The King of Marvin Gardens
In my world, it's almost never a bad time to watch a bleak, neo-realistic 70s Hollywood drama. These were often simple human stories, told in a sometimes opaque and slowly evolving fashion, populated by complex, layered characters. Remember when movies didn't need to spell everything out for the dimwitted, AND carry a 30-minute epilogue? Well I do. Keep your Spielberg blockbusters, Sundance channel indie charmers, your Harry Potter movies and your Lord Of The Rings trilogy. Give me Electra Glide in Blue, The Panic In Needle Park or Alice Doesn't Live Here Anymore.
The other night I sat down to re-watch an old favorite, The King of Marvin Gardens, from 1972. King... is especially relevant here, as the principal character, David Staebler (played by Jack Nicholson), is a free-form DJ of sorts, a morose autobiographical storyteller, representative of a style prevalent on the FM band during the late 60s and early 70s, though barely present today. Staebler's stories are told in a slow, patient style that would never stand amongst modern computer-ordained commercial FM formats. The character's closest modern equivalent might be public radio storytelling giant Joe Frank.

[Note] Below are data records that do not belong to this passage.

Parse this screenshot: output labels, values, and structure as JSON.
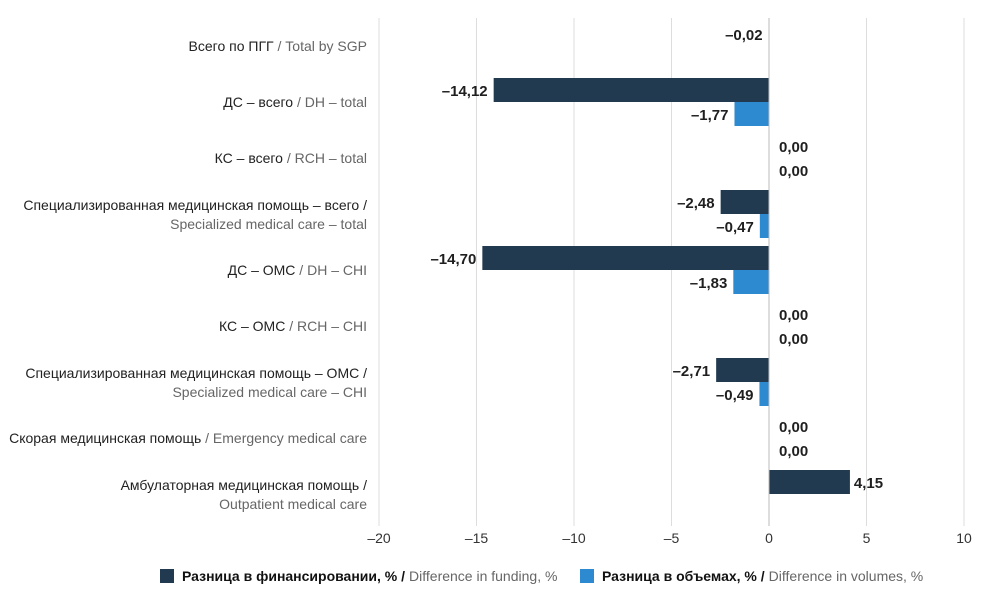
{
  "chart_data": {
    "type": "bar",
    "orientation": "horizontal",
    "categories": [
      {
        "ru": "Всего по ПГГ",
        "en": "Total by SGP"
      },
      {
        "ru": "ДС – всего",
        "en": "DH – total"
      },
      {
        "ru": "КС – всего",
        "en": "RCH – total"
      },
      {
        "ru": "Специализированная медицинская помощь – всего /",
        "en": "Specialized medical care – total"
      },
      {
        "ru": "ДС – ОМС",
        "en": "DH – CHI"
      },
      {
        "ru": "КС – ОМС",
        "en": "RCH – CHI"
      },
      {
        "ru": "Специализированная медицинская помощь – ОМС /",
        "en": "Specialized medical care – CHI"
      },
      {
        "ru": "Скорая медицинская помощь",
        "en": "Emergency medical care"
      },
      {
        "ru": "Амбулаторная медицинская помощь /",
        "en": "Outpatient medical care"
      }
    ],
    "series": [
      {
        "name": "Разница в финансировании, % / Difference in funding, %",
        "name_ru": "Разница в финансировании, %",
        "name_en": "Difference in funding, %",
        "color": "#213a4f",
        "values": [
          -0.02,
          -14.12,
          0.0,
          -2.48,
          -14.7,
          0.0,
          -2.71,
          0.0,
          4.15
        ],
        "labels": [
          "–0,02",
          "–14,12",
          "0,00",
          "–2,48",
          "–14,70",
          "0,00",
          "–2,71",
          "0,00",
          "4,15"
        ]
      },
      {
        "name": "Разница в объемах, % / Difference in volumes, %",
        "name_ru": "Разница в объемах, %",
        "name_en": "Difference in volumes, %",
        "color": "#2e8ad0",
        "values": [
          null,
          -1.77,
          0.0,
          -0.47,
          -1.83,
          0.0,
          -0.49,
          0.0,
          null
        ],
        "labels": [
          null,
          "–1,77",
          "0,00",
          "–0,47",
          "–1,83",
          "0,00",
          "–0,49",
          "0,00",
          null
        ]
      }
    ],
    "xlim": [
      -20,
      10
    ],
    "xticks": [
      -20,
      -15,
      -10,
      -5,
      0,
      5,
      10
    ],
    "xtick_labels": [
      "–20",
      "–15",
      "–10",
      "–5",
      "0",
      "5",
      "10"
    ],
    "grid": "vertical",
    "legend_position": "bottom",
    "title": "",
    "xlabel": "",
    "ylabel": ""
  }
}
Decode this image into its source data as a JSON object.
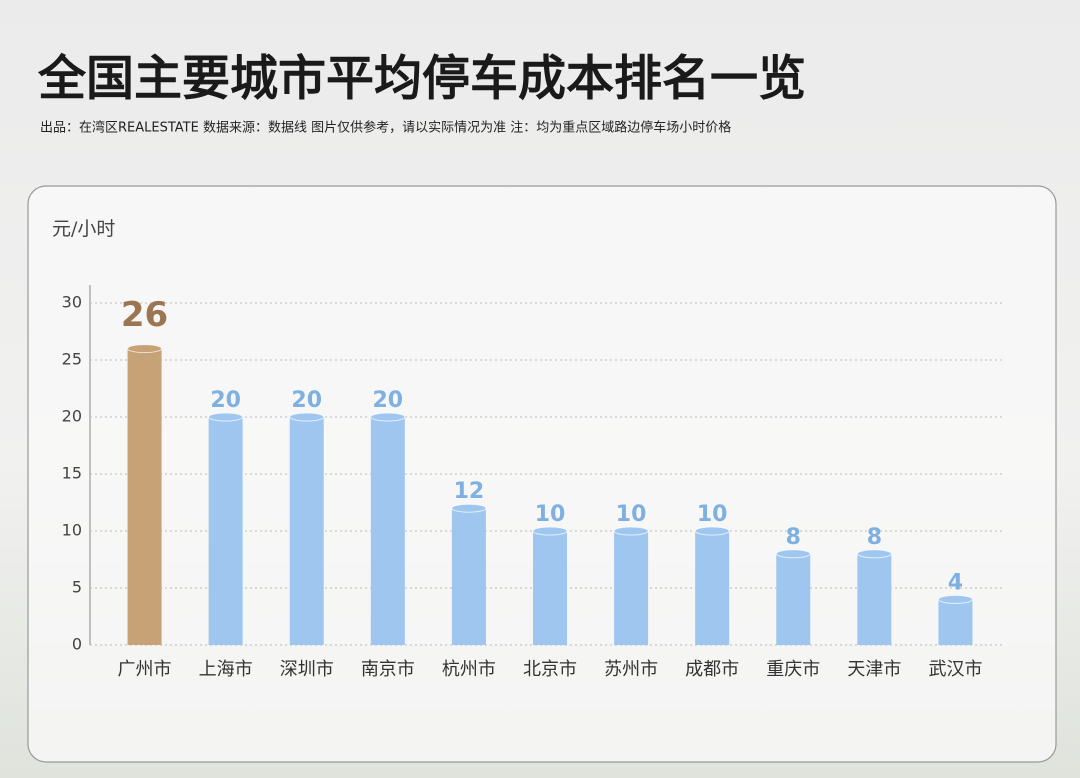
{
  "chart_data": {
    "type": "bar",
    "title": "全国主要城市平均停车成本排名一览",
    "subtitle": "出品：在湾区REALESTATE  数据来源：数据线 图片仅供参考，请以实际情况为准 注：均为重点区域路边停车场小时价格",
    "y_label": "元/小时",
    "categories": [
      "广州市",
      "上海市",
      "深圳市",
      "南京市",
      "杭州市",
      "北京市",
      "苏州市",
      "成都市",
      "重庆市",
      "天津市",
      "武汉市"
    ],
    "values": [
      26,
      20,
      20,
      20,
      12,
      10,
      10,
      10,
      8,
      8,
      4
    ],
    "colors": [
      "#c6a276",
      "#9fc6ef",
      "#9fc6ef",
      "#9fc6ef",
      "#9fc6ef",
      "#9fc6ef",
      "#9fc6ef",
      "#9fc6ef",
      "#9fc6ef",
      "#9fc6ef",
      "#9fc6ef"
    ],
    "ylim": [
      0,
      30
    ],
    "yticks": [
      0,
      5,
      10,
      15,
      20,
      25,
      30
    ],
    "grid": true
  }
}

David, a doleful loner, is called away from his nighttime air slot and grim 2-story Philadelphia flat to Atlantic City, by his troublesome wheeler-dealer brother Jason, played by Bruce Dern. In recent years, Dern had performed memorable turns as a psychotic guardian of Earth's last botanical garden in the moody Sci-Fi thriller Silent Running (1972), and as the last guy you'd want as an LSD-tour companion in Roger Corman's The Trip (1967), the latter written by Nicholson. Dern and Nicholson had already worked together on several films, including Drive, He Said, Jack's directorial debut from the previous year. The wonderful Ellen Burstyn (see Alice... above) also stars as the sweet nut-job Jason's been shacking up with.